The problem Fitts’ law is a good mathematical model for HCI study, but only fit for one specific movement: pointing. What about other tasks performed in the interaction of human and computers?

The solution extend Fitts’ law to cover the performance evaluation of trajectory-based tasks. The authors give mathematical equations derived from Fitts’ law to characterize the task under four different conditions. The process is in form of four different experiments.

What is Fitts’ law

Fitts’ law is a mathematical model to describe human movement. In particular, for a human pointing task, it is to represent the time needed to perform the task by two variables

MT = a + b * log2((A/W) + c)
  • MT is movement time
  • A is the distance from the starting point to the center of the target
  • W is the width of the target along the axiom of motion
  • a and b are empiracally determined constant and c is 0, 0.5 or 1

In fact, people always treat log2((A/W) + c) part as a whole, and call it index of difficulty (ID); ID represents the difficulty of the task given the design (A and W). Fitts’ law forms the model of speed/accuracy in pointing task.

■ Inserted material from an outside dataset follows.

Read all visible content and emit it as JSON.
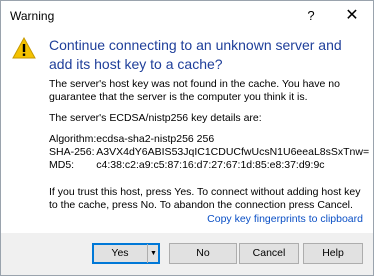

What is a human pointing task in the Fitts’ law model

The pointing task could be explained by the follwing figure I found from this blog; it also has a great explanation about Fitts’ law and its caveats.

Pointing task

All in all, Fitts’ law tells/matches one intuition:

the wider the target/the closer to the target, the faster the task could be performed

Note though, their relationship is log function, therefore it is not always bigger the better. Increasing the target width from 1cm to 10cm might significantly reduce the MT, increasing it from 1m to 10m might not get the same propotion of reduction in MT.

Aside from this, the famous blog CodingHorror has two blogs (1,2) telling a few very interesting observations from Fitts’ law.

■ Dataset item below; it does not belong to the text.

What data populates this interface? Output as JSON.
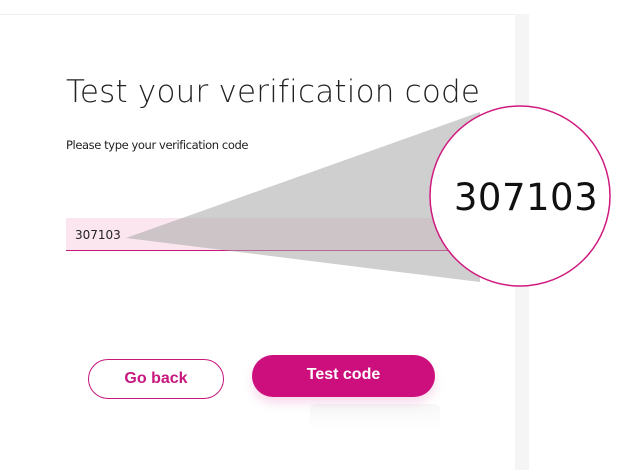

Trajectory-based task: steering

The main task this paper studies is called “steering”: move the object (e.g. mouse, finger) through bounded tunnel. It is illustrated in figure below.

Steering task

The paper uses four experiments to derive a common model for such type of task. The four experiments are:

  1. goal passing: like a steering but only start and end of the tunnel is bounded, which is called 2 “goal”s
  2. constraint-added goal passing: when we add infinite “goal”s to the tunnel
  3. narrowing tunnel: 2 ends have different width
  4. spiral tunnel: curve paths

All experiments are fully-crossed, within-subjects factorial design. Every participant went through all experiments in random order.

With the modeling of results from four experiments, the authors derived a global law for a generic steering task,

MT = a + b * (A/W)

Basically, the authors concluded that, instead of a log relationship like the pointing task has, for steering tasks, the difficulty/time and the design (being A and W) is linear. They also derived a local law, which is similar to the global law. The main take-home message of local law is that instantaneous speed of steering at any point is proportional to the variability permitted.

Linear relationship seems odd, because in real design MT cannot possibly increase unlimited as long we widen the path. Therefore, the authors stated that there existed an upper bound for the path width in steering task. Also, in discussion they talked about the possibility of taking path curvature and path beginning into account.